9. How does Francis react to the young woman described on page 331 and 332. He becomes intoxicated with a chimera like Lester in American Beauty. On page 333, he dreams of living with the girl Anne Murchison in Paris.
10. Why is Francis’ rudeness towards Mrs. Wrightson a turning point in the story? Why is he so visceral in his hostility toward her on page 334? What will the consequences of his trespass be? They will be ostracized from the socialites like the maid was ostracized in France. Made into misfits because of Francis’ improprieties.
11. When Julia rebukes her husband and says he “can’t live like a bear in a cave,” how do her words sum up the nature of most marriages? 340. Men are happier in marriage; women are not because they mother their husbands. Ouch.
12. What is Francis’ real war on page 341? His subconscious passive-aggressive hostility.
13. What is Francis’ hope on top of page 344?
14. How does Francis tame the beast within? Sublimation. See page 345.
15. Why is the final paragraph hopeful?
Part Two. Man-Child (Peter Pan Syndrome)
1. succumbs to self-pity; in fact, he spends time coddling and nurturing his self-pity.
2. marriage with wife is like a relationship with a mother and child
3. father never outgrows the habits of selfishness and self-centeredness
4. husband never tames his beast or Id; maturity is largely defined by self-control, a quality lacking in Francis Weed
5. The man-child retreats into the ego and severs ties with the community, becoming in essence a pariah or misfit.

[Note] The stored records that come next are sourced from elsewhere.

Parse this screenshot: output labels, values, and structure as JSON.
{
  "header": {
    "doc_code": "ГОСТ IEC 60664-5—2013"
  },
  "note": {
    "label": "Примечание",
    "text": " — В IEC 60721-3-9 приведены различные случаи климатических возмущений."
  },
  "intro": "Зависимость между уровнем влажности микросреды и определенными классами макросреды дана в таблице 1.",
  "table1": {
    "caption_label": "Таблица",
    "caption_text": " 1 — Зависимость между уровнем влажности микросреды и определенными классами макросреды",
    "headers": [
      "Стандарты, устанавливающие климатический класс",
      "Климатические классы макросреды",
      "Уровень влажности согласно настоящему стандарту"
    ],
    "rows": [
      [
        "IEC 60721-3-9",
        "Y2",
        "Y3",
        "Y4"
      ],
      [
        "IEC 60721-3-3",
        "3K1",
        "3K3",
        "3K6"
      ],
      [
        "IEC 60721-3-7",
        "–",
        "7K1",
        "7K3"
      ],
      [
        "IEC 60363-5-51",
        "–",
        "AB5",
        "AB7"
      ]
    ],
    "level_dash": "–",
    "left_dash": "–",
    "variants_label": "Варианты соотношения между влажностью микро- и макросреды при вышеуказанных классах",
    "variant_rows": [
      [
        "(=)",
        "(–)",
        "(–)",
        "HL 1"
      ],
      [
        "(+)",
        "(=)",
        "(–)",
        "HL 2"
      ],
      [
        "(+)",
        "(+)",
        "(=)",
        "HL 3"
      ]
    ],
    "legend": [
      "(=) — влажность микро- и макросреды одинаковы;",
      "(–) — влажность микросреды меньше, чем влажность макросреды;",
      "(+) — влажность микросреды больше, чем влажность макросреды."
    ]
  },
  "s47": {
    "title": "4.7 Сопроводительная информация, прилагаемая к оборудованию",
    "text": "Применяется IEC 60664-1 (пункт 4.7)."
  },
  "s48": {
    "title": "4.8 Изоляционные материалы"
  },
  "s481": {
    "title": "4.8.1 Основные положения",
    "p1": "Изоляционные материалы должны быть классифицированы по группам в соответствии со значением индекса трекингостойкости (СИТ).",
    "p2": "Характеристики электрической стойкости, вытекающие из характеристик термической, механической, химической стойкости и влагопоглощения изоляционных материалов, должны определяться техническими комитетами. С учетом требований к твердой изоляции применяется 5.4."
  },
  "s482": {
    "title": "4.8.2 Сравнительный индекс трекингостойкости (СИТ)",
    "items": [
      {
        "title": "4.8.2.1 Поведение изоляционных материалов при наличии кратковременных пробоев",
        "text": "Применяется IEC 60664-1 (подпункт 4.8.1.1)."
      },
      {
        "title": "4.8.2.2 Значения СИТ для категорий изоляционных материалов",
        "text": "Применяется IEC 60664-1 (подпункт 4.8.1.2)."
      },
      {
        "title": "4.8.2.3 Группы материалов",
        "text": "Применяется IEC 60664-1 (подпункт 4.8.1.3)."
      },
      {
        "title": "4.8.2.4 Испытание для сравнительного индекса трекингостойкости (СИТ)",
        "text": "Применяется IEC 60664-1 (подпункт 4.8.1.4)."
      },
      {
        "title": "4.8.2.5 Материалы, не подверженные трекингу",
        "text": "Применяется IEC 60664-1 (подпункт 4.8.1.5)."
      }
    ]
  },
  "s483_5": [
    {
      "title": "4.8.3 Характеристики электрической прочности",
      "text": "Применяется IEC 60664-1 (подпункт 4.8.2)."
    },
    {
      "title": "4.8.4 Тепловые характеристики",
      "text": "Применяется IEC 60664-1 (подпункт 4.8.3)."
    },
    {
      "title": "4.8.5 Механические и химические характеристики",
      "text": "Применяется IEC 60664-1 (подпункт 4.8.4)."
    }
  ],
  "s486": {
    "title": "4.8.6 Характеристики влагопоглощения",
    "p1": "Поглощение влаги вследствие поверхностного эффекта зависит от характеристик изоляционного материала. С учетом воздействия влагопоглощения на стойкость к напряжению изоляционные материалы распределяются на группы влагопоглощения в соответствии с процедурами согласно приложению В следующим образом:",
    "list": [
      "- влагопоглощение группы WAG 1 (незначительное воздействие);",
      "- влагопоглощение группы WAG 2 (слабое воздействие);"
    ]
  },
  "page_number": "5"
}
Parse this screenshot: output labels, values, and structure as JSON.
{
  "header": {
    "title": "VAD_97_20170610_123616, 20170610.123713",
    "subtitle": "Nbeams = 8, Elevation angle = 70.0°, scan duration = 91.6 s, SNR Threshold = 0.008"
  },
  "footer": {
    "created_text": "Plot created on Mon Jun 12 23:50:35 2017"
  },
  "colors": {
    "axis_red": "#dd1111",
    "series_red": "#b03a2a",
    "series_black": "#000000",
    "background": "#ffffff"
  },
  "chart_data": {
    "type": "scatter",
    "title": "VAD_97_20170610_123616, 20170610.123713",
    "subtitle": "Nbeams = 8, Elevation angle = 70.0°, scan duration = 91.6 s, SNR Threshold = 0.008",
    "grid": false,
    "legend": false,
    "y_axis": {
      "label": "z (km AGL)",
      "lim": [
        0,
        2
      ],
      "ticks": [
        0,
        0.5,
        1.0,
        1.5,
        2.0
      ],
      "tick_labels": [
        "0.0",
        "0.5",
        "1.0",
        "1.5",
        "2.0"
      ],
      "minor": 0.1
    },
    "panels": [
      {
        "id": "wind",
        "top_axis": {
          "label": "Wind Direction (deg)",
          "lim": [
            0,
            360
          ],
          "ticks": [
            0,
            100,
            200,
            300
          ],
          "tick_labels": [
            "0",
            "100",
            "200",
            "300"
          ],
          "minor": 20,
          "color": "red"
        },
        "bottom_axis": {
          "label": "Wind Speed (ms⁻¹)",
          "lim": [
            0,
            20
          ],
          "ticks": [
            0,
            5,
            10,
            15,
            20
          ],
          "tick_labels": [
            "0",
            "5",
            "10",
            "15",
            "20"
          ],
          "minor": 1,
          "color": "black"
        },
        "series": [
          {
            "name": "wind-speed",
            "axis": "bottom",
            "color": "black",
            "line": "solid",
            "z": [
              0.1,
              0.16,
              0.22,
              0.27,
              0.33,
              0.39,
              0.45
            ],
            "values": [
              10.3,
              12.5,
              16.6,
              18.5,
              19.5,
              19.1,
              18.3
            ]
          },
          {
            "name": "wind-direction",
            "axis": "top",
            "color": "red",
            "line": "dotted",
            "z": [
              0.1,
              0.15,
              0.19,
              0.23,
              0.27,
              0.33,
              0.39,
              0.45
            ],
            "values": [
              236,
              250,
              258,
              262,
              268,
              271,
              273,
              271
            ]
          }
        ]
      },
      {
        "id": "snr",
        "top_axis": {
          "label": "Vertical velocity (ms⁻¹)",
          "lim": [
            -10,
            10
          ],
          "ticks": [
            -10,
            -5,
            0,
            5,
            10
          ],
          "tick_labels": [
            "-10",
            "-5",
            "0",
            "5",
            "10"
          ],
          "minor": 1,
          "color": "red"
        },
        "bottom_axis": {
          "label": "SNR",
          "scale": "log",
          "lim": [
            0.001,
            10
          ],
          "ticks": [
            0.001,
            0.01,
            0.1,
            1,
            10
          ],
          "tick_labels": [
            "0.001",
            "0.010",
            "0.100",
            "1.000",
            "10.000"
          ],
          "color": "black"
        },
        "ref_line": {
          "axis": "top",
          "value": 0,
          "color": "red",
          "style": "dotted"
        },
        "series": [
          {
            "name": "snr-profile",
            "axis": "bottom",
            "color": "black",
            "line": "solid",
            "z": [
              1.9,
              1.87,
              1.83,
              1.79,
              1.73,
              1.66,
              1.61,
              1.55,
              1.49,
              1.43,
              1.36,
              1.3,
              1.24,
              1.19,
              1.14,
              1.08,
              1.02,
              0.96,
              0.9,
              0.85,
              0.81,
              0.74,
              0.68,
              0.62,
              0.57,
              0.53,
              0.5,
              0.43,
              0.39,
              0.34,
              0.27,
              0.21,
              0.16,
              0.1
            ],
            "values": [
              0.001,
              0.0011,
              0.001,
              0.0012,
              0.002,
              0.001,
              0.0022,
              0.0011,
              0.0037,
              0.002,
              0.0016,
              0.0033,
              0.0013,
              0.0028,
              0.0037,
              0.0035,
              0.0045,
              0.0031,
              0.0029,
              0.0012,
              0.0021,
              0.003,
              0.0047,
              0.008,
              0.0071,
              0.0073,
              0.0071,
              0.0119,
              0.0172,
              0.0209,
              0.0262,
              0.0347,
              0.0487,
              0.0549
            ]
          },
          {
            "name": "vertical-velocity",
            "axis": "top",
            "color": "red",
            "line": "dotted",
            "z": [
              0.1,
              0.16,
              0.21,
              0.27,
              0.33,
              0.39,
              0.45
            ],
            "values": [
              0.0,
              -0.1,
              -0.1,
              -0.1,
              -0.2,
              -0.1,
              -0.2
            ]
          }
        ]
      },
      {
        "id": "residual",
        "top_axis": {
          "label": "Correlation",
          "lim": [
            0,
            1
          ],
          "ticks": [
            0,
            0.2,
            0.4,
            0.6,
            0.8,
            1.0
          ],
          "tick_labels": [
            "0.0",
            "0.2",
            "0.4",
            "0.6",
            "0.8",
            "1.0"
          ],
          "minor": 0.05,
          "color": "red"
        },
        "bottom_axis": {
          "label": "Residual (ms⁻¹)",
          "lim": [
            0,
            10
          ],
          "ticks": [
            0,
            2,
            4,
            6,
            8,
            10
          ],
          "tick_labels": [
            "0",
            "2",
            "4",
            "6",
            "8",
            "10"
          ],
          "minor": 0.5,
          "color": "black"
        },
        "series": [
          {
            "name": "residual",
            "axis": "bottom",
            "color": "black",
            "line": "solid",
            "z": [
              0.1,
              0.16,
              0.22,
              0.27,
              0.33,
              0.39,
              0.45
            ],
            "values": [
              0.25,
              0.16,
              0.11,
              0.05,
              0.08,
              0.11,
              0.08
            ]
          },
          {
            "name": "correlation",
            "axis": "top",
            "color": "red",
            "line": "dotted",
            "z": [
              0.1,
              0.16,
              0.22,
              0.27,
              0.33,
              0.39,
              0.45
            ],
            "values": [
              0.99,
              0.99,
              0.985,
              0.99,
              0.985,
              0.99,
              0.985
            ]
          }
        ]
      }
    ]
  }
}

6. He is the Eternal Boy who resents having boundaries in his life. Boundaries are essential for growing up, a moral lesson found in the movie Willy Wonka and the Chocolate Factory.
7. The Man-Child sees himself as a victim of unfair persecution and as a result goes through life with a chip on his shoulder and resentment.
8. The Man-Child wants to be the center of attention or else he feels sorry for himself.
9. The Man-Child wants his family to love him and dote on him even though he does nothing to show his love for them. He fails to understand the social contract of reciprocity because he is essentially a narcissist.
10. The Man-Child is an "unfocused rebel," as we read in Karen Bernardo's essay.
Part Three. Journal Entry:
First Option: Write about a father you know who struggles with his own internal war and the sublimation strategies he depends on to behave in a tame, civil manner.
Or
Second Option: Write about a man-child, a physical adult who suffers from Peter Pan Syndrome and use this profile to compare to Francis Weed.
Second Single-Story Essay Option:
Compare a man-child to the immature characteristics of Francis Weed
In your first paragraph define the man-child. Then your thesis is Person X and Francis Weed embody the man-child evidenced by ________________, ______________, _____________, ______________, and __________________.
Single-Story Essay Option #3:
Compare a couple you know whose dysfunctional marriage parallels that of Will and Maria from "Just Tell Me Who It Was." Consider jealousy, control, buying off a partner with things to assuage that partner's unhappiness, and the disparity of income and power that existed before the marriage.
Single-Story Essay Option #4:
Describe a "Black Widow Relationship" in which the woman is a sort of drug who creates a velvet trap, luring her victim into a false sense of security that results in warped time, intoxication, grandiosity, and The Point of No Return (death." Compare this process to what happens to Jack Lorey at the hands of Joan Harris in "Torch Song."